Les événements stressants ne sont pas les mêmes pour tout le monde. Si la quasi-totalité des gens sont alarmés par des bruits très forts ou des situations d’agression, seuls certains sont stressés de façon chronique par des événements plus banals de la vie quotidienne. Dans tous les cas, le cerveau déclenche une double réponse hormonale impliquant les catécholamines, d’une part, et le cortisol, d’autre part.

Les catécholamines

Les catécholamines, comme l’épinéphrine (adrénaline) et la norépinéphrine (noradrénaline), agissent comme premiers répondants aux situations qui sont interprétées comme une menace par le cerveau. Nous avons tous déjà ressenti une partie des effets secondaires qu’entraîne cette réponse lorsqu’on nous fait sursauter, lorsqu’on évite de justesse un accident ou encore lors d’une crise de panique : sueurs, augmentation de la fréquence cardiaque, du rythme respiratoire et de la tension artérielle, joues rouges, tremblements, etc.
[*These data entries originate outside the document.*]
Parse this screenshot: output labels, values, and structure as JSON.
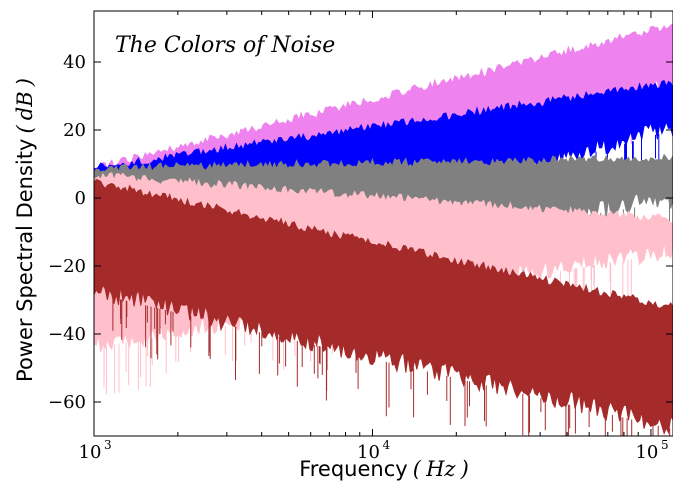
{
  "chart_data": {
    "type": "area",
    "title": "The Colors of Noise",
    "xlabel": {
      "text": "Frequency",
      "unit": "Hz"
    },
    "ylabel": {
      "text": "Power Spectral Density",
      "unit": "dB"
    },
    "x_scale": "log",
    "xlim": [
      1000,
      120000
    ],
    "ylim": [
      -70,
      55
    ],
    "x_ticks": [
      {
        "value": 1000,
        "base": "10",
        "exp": "3"
      },
      {
        "value": 10000,
        "base": "10",
        "exp": "4"
      },
      {
        "value": 100000,
        "base": "10",
        "exp": "5"
      }
    ],
    "y_ticks": [
      {
        "value": 40,
        "label": "40"
      },
      {
        "value": 20,
        "label": "20"
      },
      {
        "value": 0,
        "label": "0"
      },
      {
        "value": -20,
        "label": "−20"
      },
      {
        "value": -40,
        "label": "−40"
      },
      {
        "value": -60,
        "label": "−60"
      }
    ],
    "grid": false,
    "legend": "none",
    "series": [
      {
        "color": "#ee82ee",
        "x": [
          1000,
          120000
        ],
        "upper": [
          10,
          52
        ],
        "lower": [
          -15,
          30
        ]
      },
      {
        "color": "#0000ff",
        "x": [
          1000,
          120000
        ],
        "upper": [
          10,
          35
        ],
        "lower": [
          -30,
          18
        ]
      },
      {
        "color": "#808080",
        "x": [
          1000,
          120000
        ],
        "upper": [
          10,
          13
        ],
        "lower": [
          -30,
          -3
        ]
      },
      {
        "color": "#ffc0cb",
        "x": [
          1000,
          120000
        ],
        "upper": [
          8,
          -5
        ],
        "lower": [
          -46,
          -18
        ]
      },
      {
        "color": "#a52a2a",
        "x": [
          1000,
          120000
        ],
        "upper": [
          6,
          -31
        ],
        "lower": [
          -30,
          -70
        ]
      }
    ]
  }
}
Ces effets désagréables cachent toute une série de mécanismes physiologiques importants qui se produisent simultanément et qui servent à fuir le danger ou à le combattre. La réponse des catécholamines est rapide, mais de courte durée. Elle devient nuisible si elle se répète trop souvent.

Le cortisol

En même temps qu’il stimule la production de catécholamines, le cerveau ordonne à l’hypophyse de stimuler la sécrétion de cortisol par les glandes surrénales. Conjointement aux catécholamines, le cortisol libère du glucose dans le sang pour satisfaire les besoins en énergie à partir des réserves de glycogène, des graisses et même des protéines. Il inhibe des fonctions coûteuses en énergie comme la croissance, la digestion ou la reproduction. Les effets du cortisol ne sont pas perceptibles comme ceux des catécholamines. Ils sont cependant présents à plus long terme et deviennent nuisibles si les épisodes de stress se répètent de façon chronique.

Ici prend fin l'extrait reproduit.